The head teacher, who is a retired
government school teacher, took the training and the lesson I modeled to
heart. He engaged all the learners
in a vocabulary lesson in order to prepare them for a passage they will read on
Monday. Not only did they discuss
and define the words, he was able to show them a picture or example of the
words. I too was engaged in the
lesson so much so I didn’t take any photos! He was able to reflect on his lesson
pointing out what went well and what he might do to improve the lesson next
time. I encouraged him to talk
about these things with the other two less experienced teachers. He has much to offer his colleagues and
As usual we concluded our visit with a brief call on the pastor
and the school board.
|Teacher Richard monitors students|
|Always love chatting with these three|
Matero was our next stop. The two teachers I observed have had no training from me, just the model lesson I gave a week ago and some teaching experience elsewhere. Both teachers incorporated many strategies I modeled last week.
the grade one and two teacher taught parts of the body (a lesson that must be in
the syllabus this week, as I have seen it taught earlier this week in another
grade one & two class). He used a
song, drew his own chart, and had the students turn and talk. The students seemed to enjoy the lesson
and James reported they did very well on their drawings. Patrick, the grade five & six teacher
taught a lesson on puberty.
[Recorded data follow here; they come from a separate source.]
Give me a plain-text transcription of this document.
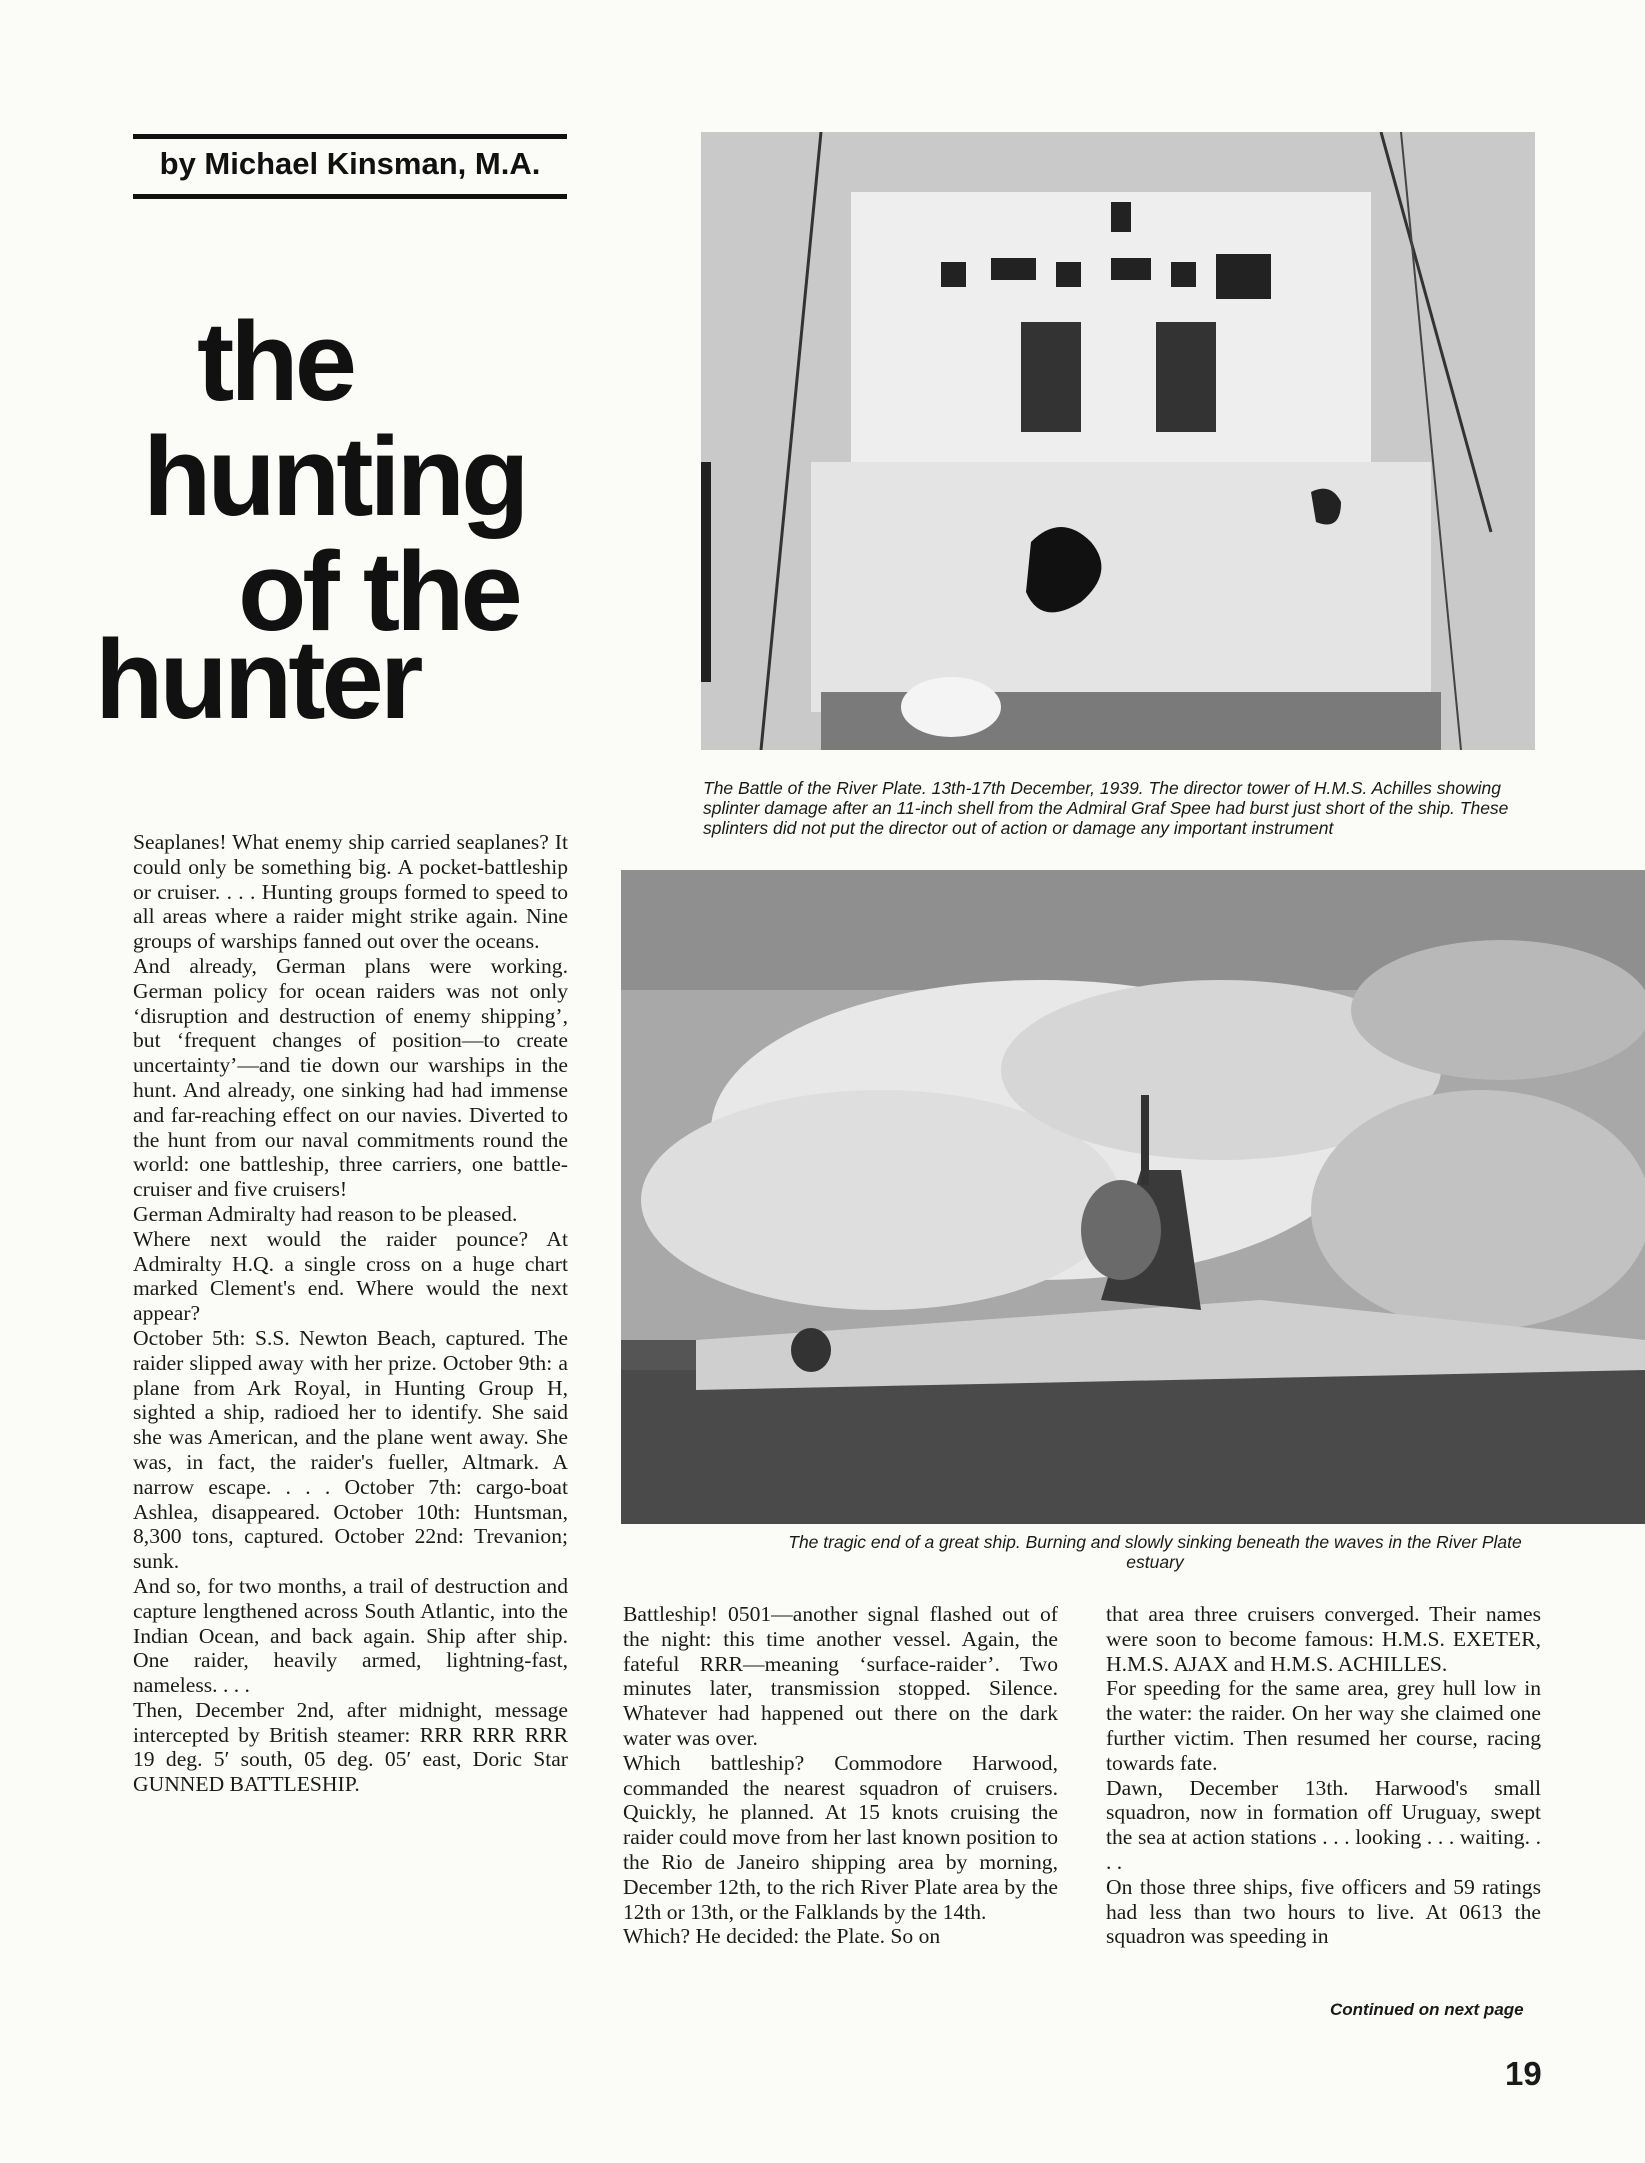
by Michael Kinsman, M.A.
the
hunting
of the
hunter
The Battle of the River Plate. 13th-17th December, 1939. The director tower of H.M.S. Achilles showing splinter damage after an 11-inch shell from the Admiral Graf Spee had burst just short of the ship. These splinters did not put the director out of action or damage any important instrument
The tragic end of a great ship. Burning and slowly sinking beneath the waves in the River Plate estuary

Seaplanes! What enemy ship carried seaplanes? It could only be something big. A pocket-battleship or cruiser. . . . Hunting groups formed to speed to all areas where a raider might strike again. Nine groups of warships fanned out over the oceans.

And already, German plans were working. German policy for ocean raiders was not only ‘disruption and destruction of enemy shipping’, but ‘frequent changes of position—to create uncertainty’—and tie down our warships in the hunt. And already, one sinking had had immense and far-reaching effect on our navies. Diverted to the hunt from our naval commitments round the world: one battleship, three carriers, one battle-cruiser and five cruisers!

German Admiralty had reason to be pleased.

Where next would the raider pounce? At Admiralty H.Q. a single cross on a huge chart marked Clement's end. Where would the next appear?

October 5th: S.S. Newton Beach, captured. The raider slipped away with her prize. October 9th: a plane from Ark Royal, in Hunting Group H, sighted a ship, radioed her to identify. She said she was American, and the plane went away. She was, in fact, the raider's fueller, Altmark. A narrow escape. . . . October 7th: cargo-boat Ashlea, disappeared. October 10th: Huntsman, 8,300 tons, captured. October 22nd: Trevanion; sunk.

And so, for two months, a trail of destruction and capture lengthened across South Atlantic, into the Indian Ocean, and back again. Ship after ship. One raider, heavily armed, lightning-fast, nameless. . . .

Then, December 2nd, after midnight, message intercepted by British steamer: RRR RRR RRR 19 deg. 5′ south, 05 deg. 05′ east, Doric Star GUNNED BATTLESHIP.

Battleship! 0501—another signal flashed out of the night: this time another vessel. Again, the fateful RRR—meaning ‘surface-raider’. Two minutes later, transmission stopped. Silence. Whatever had happened out there on the dark water was over.

Which battleship? Commodore Harwood, commanded the nearest squadron of cruisers. Quickly, he planned. At 15 knots cruising the raider could move from her last known position to the Rio de Janeiro shipping area by morning, December 12th, to the rich River Plate area by the 12th or 13th, or the Falklands by the 14th.

Which? He decided: the Plate. So on

that area three cruisers converged. Their names were soon to become famous: H.M.S. EXETER, H.M.S. AJAX and H.M.S. ACHILLES.

For speeding for the same area, grey hull low in the water: the raider. On her way she claimed one further victim. Then resumed her course, racing towards fate.

Dawn, December 13th. Harwood's small squadron, now in formation off Uruguay, swept the sea at action stations . . . looking . . . waiting. . . .

On those three ships, five officers and 59 ratings had less than two hours to live. At 0613 the squadron was speeding in

Continued on next page
19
I
noticed there was no snickering or giggling while the students brainstormed
changes that take place in the body as they grow from a girl to a woman or boy
to a man. This would not have been
the case in many of the US classes I have observed.
The teacher asked the students to form groups and immediately,without further instructions, the students got up, moved their desks, and were
seated in groups. It was obvious
the student share in groups and turn and talk frequently as there was no
hesitation when asked to do so. Patrick reported that he just picked up these
techniques from observing my lesson last week and has been practicing them
everyday! Both teachers have
learned so much and been able to apply it! Mabuchi and I were very encouraged.
|James' visual aid for the lesson|
|James monitor his grade one and twos|
|Richard prepares for the lesson|
|Teachers reflect after the lesson|
Mabuchi and I made a stop downtown and she ran into a classmate from way out in Eastern Province whom she has not seen for 20 years! They caught up a bit while I took their picture.
|Mabuchi and her friend from Middle School|
I went home exhausted but very satisfied!